Plastic manufacturers offer a wide variety of plastic fabrication and forming processes, and manufactured plastic products are available in an equally wide variety of different plastic materials.
All plastics can be placed into one of two categories: thermosets and thermoplastics. Thermosets are petrochemical derivatives that, once formed by heat forming processes, cannot be melted down and reformed. Thermoplastics are the opposite; when subject to heat and pressure, thermoplastics can be formed into almost any shape. Both kinds of plastic are popular throughout industry, commerce and in consumer products contexts. Plastic is less expensive and more versatile than metal, glass and wood in many applications; it is long lasting, temperature resistant and will not shatter if dropped on a hard surface.
It also fares well when exposed to moisture or abrasive chemicals. Common plastics used for manufacturing products include acrylic, nylon, polyester, polycarbonate, polystyrene, polyvinyl chloride, polyethylene and acrylonitrile butadiene styrene, all of which have different properties, limitations and benefits. Products manufactured from plastic come in most conceivable shapes and sizes, including flat, spherical, hollow and other complex shapes.
Most plastics are fabricated with the use of heat and automated machinery that is controlled by computer software, which eliminates the risk of human error. These machines are called CNC or CAD/CAM systems. They are fast, produce high volumes of products and have a high degree of repeatability.
Plastic can be bent, stamped, cut, welded together, extruded, molded, engraved, milled, drilled or turned. These are divided into two main fabrication categories: molding and forming. Molding involves heating the plastic resin until it is soft or molten and either injecting it or placing it on a mold in the shape of the desired product. This method is mainly used for hollow or complex plastic products. Thermoforming, extruding and injection molding are all plastic manufacturing processes that work with molten plastic and a mold.
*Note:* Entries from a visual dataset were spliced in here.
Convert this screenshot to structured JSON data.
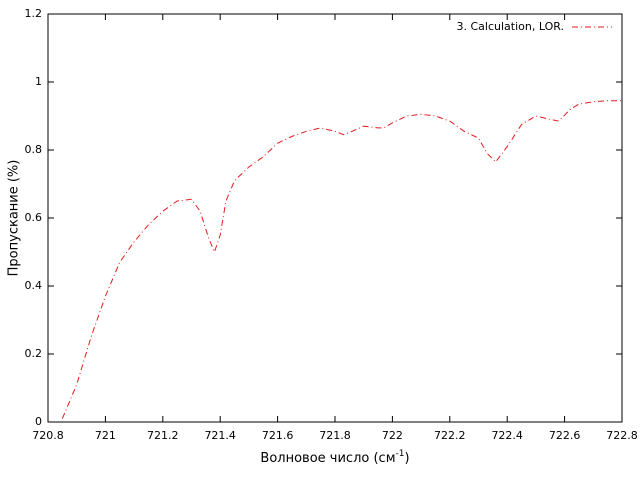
{
  "chart_data": {
    "type": "line",
    "xlabel": [
      "Волновое число (см",
      "-1",
      ")"
    ],
    "ylabel": "Пропускание (%)",
    "legend": "top right",
    "x": [
      720.85,
      720.9,
      720.95,
      721.0,
      721.05,
      721.1,
      721.15,
      721.2,
      721.25,
      721.3,
      721.33,
      721.36,
      721.38,
      721.4,
      721.42,
      721.45,
      721.5,
      721.55,
      721.6,
      721.65,
      721.7,
      721.75,
      721.8,
      721.83,
      721.86,
      721.9,
      721.95,
      721.97,
      722.0,
      722.05,
      722.1,
      722.15,
      722.2,
      722.25,
      722.3,
      722.33,
      722.36,
      722.4,
      722.45,
      722.5,
      722.55,
      722.58,
      722.62,
      722.65,
      722.7,
      722.75,
      722.8
    ],
    "series": [
      {
        "name": "3. Calculation, LOR.",
        "color": "#e41a1c",
        "values": [
          0.01,
          0.11,
          0.25,
          0.37,
          0.47,
          0.53,
          0.58,
          0.62,
          0.65,
          0.655,
          0.62,
          0.54,
          0.5,
          0.55,
          0.65,
          0.71,
          0.75,
          0.78,
          0.82,
          0.84,
          0.855,
          0.865,
          0.855,
          0.845,
          0.855,
          0.87,
          0.865,
          0.865,
          0.88,
          0.9,
          0.905,
          0.9,
          0.885,
          0.855,
          0.835,
          0.79,
          0.765,
          0.81,
          0.875,
          0.9,
          0.89,
          0.885,
          0.92,
          0.935,
          0.942,
          0.945,
          0.945
        ]
      }
    ],
    "xlim": [
      720.8,
      722.8
    ],
    "xticks": [
      720.8,
      721,
      721.2,
      721.4,
      721.6,
      721.8,
      722,
      722.2,
      722.4,
      722.6,
      722.8
    ],
    "ylim": [
      0,
      1.2
    ],
    "yticks": [
      0,
      0.2,
      0.4,
      0.6,
      0.8,
      1,
      1.2
    ]
  }
}
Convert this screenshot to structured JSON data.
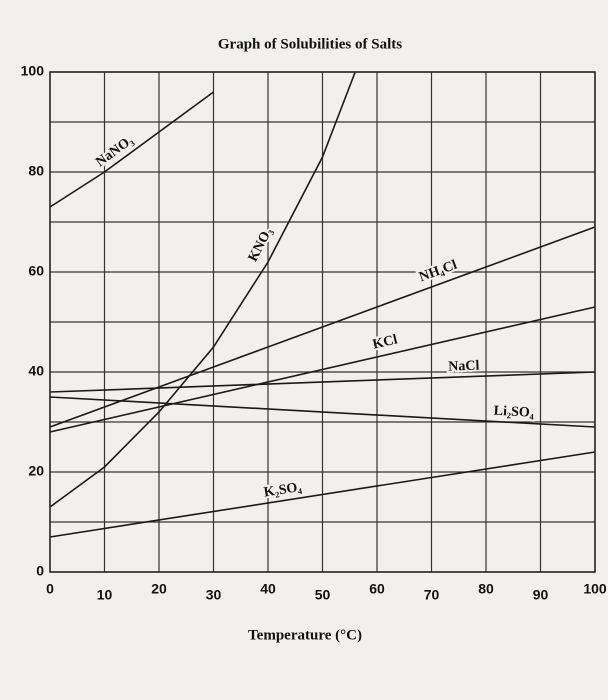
{
  "chart_data": {
    "type": "line",
    "title": "Graph of Solubilities of Salts",
    "x_label": "Temperature (°C)",
    "xlim": [
      0,
      100
    ],
    "xticks": [
      0,
      10,
      20,
      30,
      40,
      50,
      60,
      70,
      80,
      90,
      100
    ],
    "ylim": [
      0,
      100
    ],
    "yticks": [
      0,
      20,
      40,
      60,
      80,
      100
    ],
    "ygrid": [
      0,
      10,
      20,
      30,
      40,
      50,
      60,
      70,
      80,
      90,
      100
    ],
    "grid": true,
    "color": "#1a1a1a",
    "series": [
      {
        "name": "NaNO₃",
        "x": [
          0,
          10,
          20,
          30
        ],
        "values": [
          73,
          80,
          88,
          96
        ]
      },
      {
        "name": "KNO₃",
        "x": [
          0,
          10,
          20,
          30,
          40,
          50,
          56
        ],
        "values": [
          13,
          21,
          32,
          45,
          62,
          83,
          100
        ]
      },
      {
        "name": "NH₄Cl",
        "x": [
          0,
          20,
          40,
          60,
          80,
          100
        ],
        "values": [
          29,
          37,
          45,
          53,
          61,
          69
        ]
      },
      {
        "name": "KCl",
        "x": [
          0,
          100
        ],
        "values": [
          28,
          53
        ]
      },
      {
        "name": "NaCl",
        "x": [
          0,
          100
        ],
        "values": [
          36,
          40
        ]
      },
      {
        "name": "Li₂SO₄",
        "x": [
          0,
          100
        ],
        "values": [
          35,
          29
        ]
      },
      {
        "name": "K₂SO₄",
        "x": [
          0,
          100
        ],
        "values": [
          7,
          24
        ]
      }
    ]
  }
}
Sometimes pre-fabricated plastic shapes like sheets or tubes need further shaping and forming. They may be stamped by a ram with great force, bent, cut with lasers or a saw or engraved with text or design. Many plastic products require assembly. This is most likely done by welding multiple flat pieces of plastic together for designs too complicated to mold. Plastic tanks, tubing systems, containers and objects that form a 90º angle are often welded together with the use of heat, pressure and sometimes extra plastic material to help join the two separate pieces of plastic into one.